Indice dei contenuti

Origini della razza

Il gene del color cioccolato deve essere stato originato dai Siamesi, anche se poi si sviluppò un gatto molto più grande. Lo York Chocoloat fu selezionato a partire dal 1983 da Janet Chiefari, allevatrice americana, appunto di New York, che trovò nella cucciolata della sua gatta nera e bianca Blacky, avuto con un gatto nero, una gattina dal manto castano scuro, che venne chiamata Brownie. I cuccioli di Brownie presentarono le stesse caratteristiche della madre: gatti bicolori color cioccolato.
La razza fu riconosciuta inizialmente nel 1993, dal CCF, poi dalla CCA nel 1995, mentre il WCF lo ha inserito nel 1997 nell’elenco delle razze riconosciute in via provvisoria.

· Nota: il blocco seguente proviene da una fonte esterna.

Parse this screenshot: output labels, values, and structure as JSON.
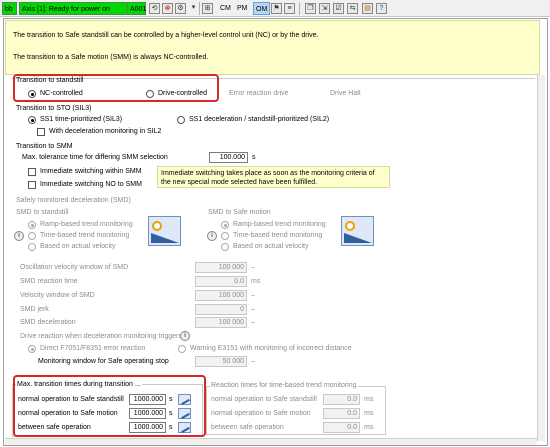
{
  "toolbar": {
    "status_bb": "bb",
    "axis_status": "Axis [1]:  Ready for power on",
    "code": "A001",
    "modes": [
      "CM",
      "PM",
      "OM"
    ],
    "active_mode": "OM"
  },
  "info": {
    "line1": "The transition to Safe standstill can be controlled by a higher-level control unit (NC) or by the drive.",
    "line2": "The transition to a Safe motion (SMM) is always NC-controlled."
  },
  "standstill": {
    "title": "Transition to standstill",
    "opt_nc": "NC-controlled",
    "opt_drive": "Drive-controlled",
    "error_reaction_label": "Error reaction drive",
    "error_reaction_value": "Drive Halt"
  },
  "sto": {
    "title": "Transition to STO (SIL3)",
    "opt_sil3": "SS1 time-prioritized (SIL3)",
    "opt_sil2": "SS1 deceleration / standstill-prioritized (SIL2)",
    "check_decel": "With deceleration monitoring in SIL2"
  },
  "smm": {
    "title": "Transition to SMM",
    "max_tol_label": "Max. tolerance time for differing SMM selection",
    "max_tol_value": "100.000",
    "max_tol_unit": "s",
    "check_within": "Immediate switching within SMM",
    "check_no": "Immediate switching NO to SMM",
    "note": "Immediate switching takes place as soon as the monitoring criteria of the new special mode selected have been fulfilled."
  },
  "smd": {
    "title": "Safely monitored deceleration (SMD)",
    "left_title": "SMD to standstill",
    "right_title": "SMD to Safe motion",
    "opt_ramp": "Ramp-based trend monitoring",
    "opt_time": "Time-based trend monitoring",
    "opt_velocity": "Based on actual velocity",
    "fields": [
      {
        "label": "Oscillation velocity window of SMD",
        "value": "100 000",
        "unit": "–"
      },
      {
        "label": "SMD reaction time",
        "value": "0.0",
        "unit": "ms"
      },
      {
        "label": "Velocity window of SMD",
        "value": "100 000",
        "unit": "–"
      },
      {
        "label": "SMD jerk",
        "value": "0",
        "unit": "–"
      },
      {
        "label": "SMD deceleration",
        "value": "100 000",
        "unit": "–"
      }
    ],
    "drive_reaction_title": "Drive reaction when deceleration monitoring triggers",
    "opt_direct": "Direct F7051/F8351 error reaction",
    "opt_warning": "Warning E3151 with monitoring of incorrect distance",
    "monitor_label": "Monitoring window for Safe operating stop",
    "monitor_value": "50 000",
    "monitor_unit": "–"
  },
  "max_times": {
    "title": "Max. transition times during transition ...",
    "rows": [
      {
        "label": "normal operation to Safe standstill",
        "value": "1000.000",
        "unit": "s"
      },
      {
        "label": "normal operation to Safe motion",
        "value": "1000.000",
        "unit": "s"
      },
      {
        "label": "between safe operation",
        "value": "1000.000",
        "unit": "s"
      }
    ]
  },
  "reaction_times": {
    "title": "Reaction times for time-based trend monitoring",
    "rows": [
      {
        "label": "normal operation to Safe standstill",
        "value": "0.0",
        "unit": "ms"
      },
      {
        "label": "normal operation to Safe motion",
        "value": "0.0",
        "unit": "ms"
      },
      {
        "label": "between safe operation",
        "value": "0.0",
        "unit": "ms"
      }
    ]
  }
}
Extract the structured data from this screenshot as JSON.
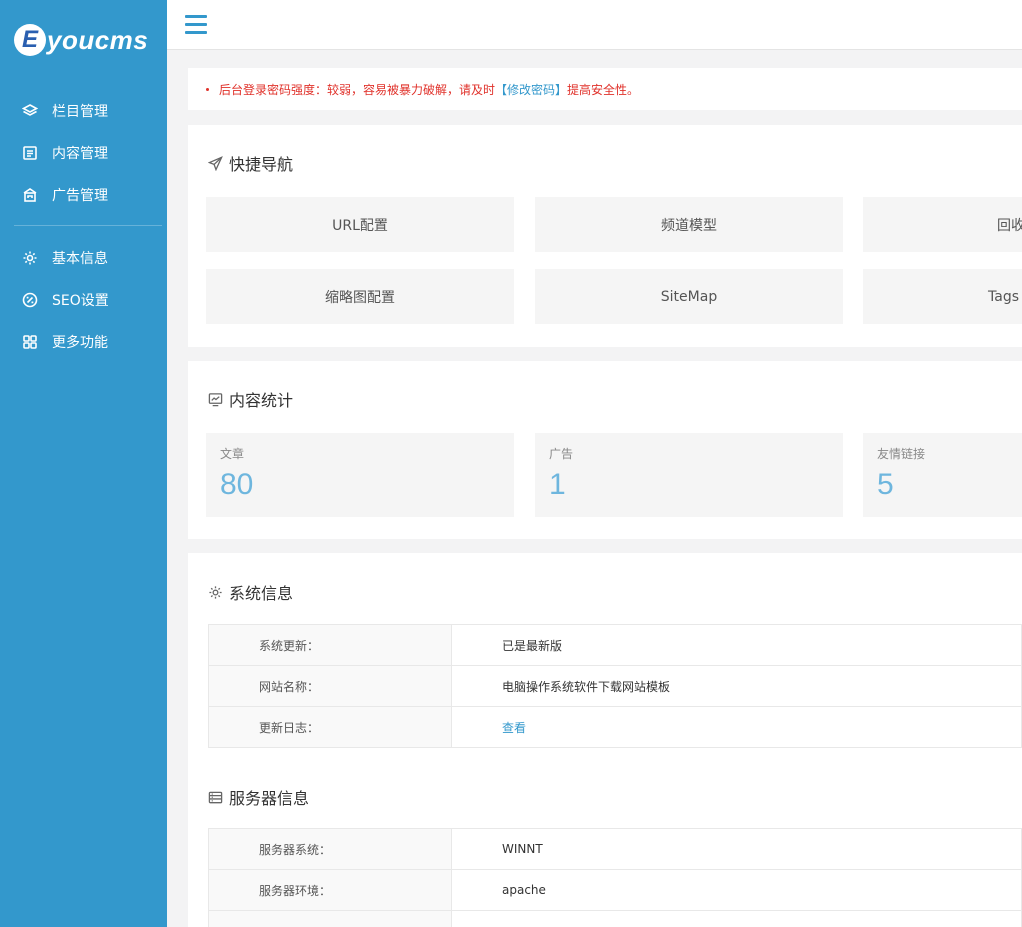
{
  "logo": {
    "badge": "E",
    "text": "youcms"
  },
  "sidebar": {
    "group1": [
      {
        "label": "栏目管理",
        "icon": "layers-icon"
      },
      {
        "label": "内容管理",
        "icon": "document-icon"
      },
      {
        "label": "广告管理",
        "icon": "ad-icon"
      }
    ],
    "group2": [
      {
        "label": "基本信息",
        "icon": "gear-icon"
      },
      {
        "label": "SEO设置",
        "icon": "seo-icon"
      },
      {
        "label": "更多功能",
        "icon": "grid-icon"
      }
    ]
  },
  "alert": {
    "prefix": "后台登录密码强度：较弱，容易被暴力破解，请及时",
    "link": "【修改密码】",
    "suffix": "提高安全性。"
  },
  "quick_nav": {
    "title": "快捷导航",
    "items": [
      "URL配置",
      "频道模型",
      "回收站",
      "缩略图配置",
      "SiteMap",
      "Tags"
    ]
  },
  "stats": {
    "title": "内容统计",
    "items": [
      {
        "label": "文章",
        "value": "80"
      },
      {
        "label": "广告",
        "value": "1"
      },
      {
        "label": "友情链接",
        "value": "5"
      }
    ]
  },
  "system": {
    "title": "系统信息",
    "rows": [
      {
        "key": "系统更新：",
        "value": "已是最新版"
      },
      {
        "key": "网站名称：",
        "value": "电脑操作系统软件下载网站模板"
      },
      {
        "key": "更新日志：",
        "value": "查看"
      }
    ]
  },
  "server": {
    "title": "服务器信息",
    "rows": [
      {
        "key": "服务器系统：",
        "value": "WINNT"
      },
      {
        "key": "服务器环境：",
        "value": "apache"
      },
      {
        "key": "",
        "value": ""
      }
    ]
  },
  "colors": {
    "sidebar": "#3398cc",
    "accent": "#3398cc",
    "alert": "#e0312a",
    "stat_value": "#6eb6de"
  }
}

Carattere del gatto York Chocolate

Lo York Chocolate è giocherellone, molto attivo, si affeziona al suo umano e anche a tutta la famiglia. E’ un gatto curioso ed ama la compagnia

Aspetto e caratteristiche

La sua caratteristica peculiare è appunto il manto color cioccolato, che è alternato al bianco sulla collaretta, sul petto e pancia, a volte con guanti bianchi sulle zampe anteriori.
E’ di taglia medio grande, la testa risulta più lunga che larga, naso molto lungo, occhi a mandorla di media grandezza, verde, oro o nocciola.
I piedi sono rotondi e con cinque dita quelli anteriori, mentre quattro nelle posteriori.
La coda è lunga e più larga lla base.
Il pelo è medio o lungo, liscio, morbido e setoso, più corto sul muso, pancia e parte inferiore delle zampe.
Il colore è sempre chocolate, abbinato con il bianco.

Associazioni che riconoscono la razza: CCA, LOOF, WCF

Cure

Richiede una semplice toelettatura del pelo. E’ un gatto robusto e in genere sano.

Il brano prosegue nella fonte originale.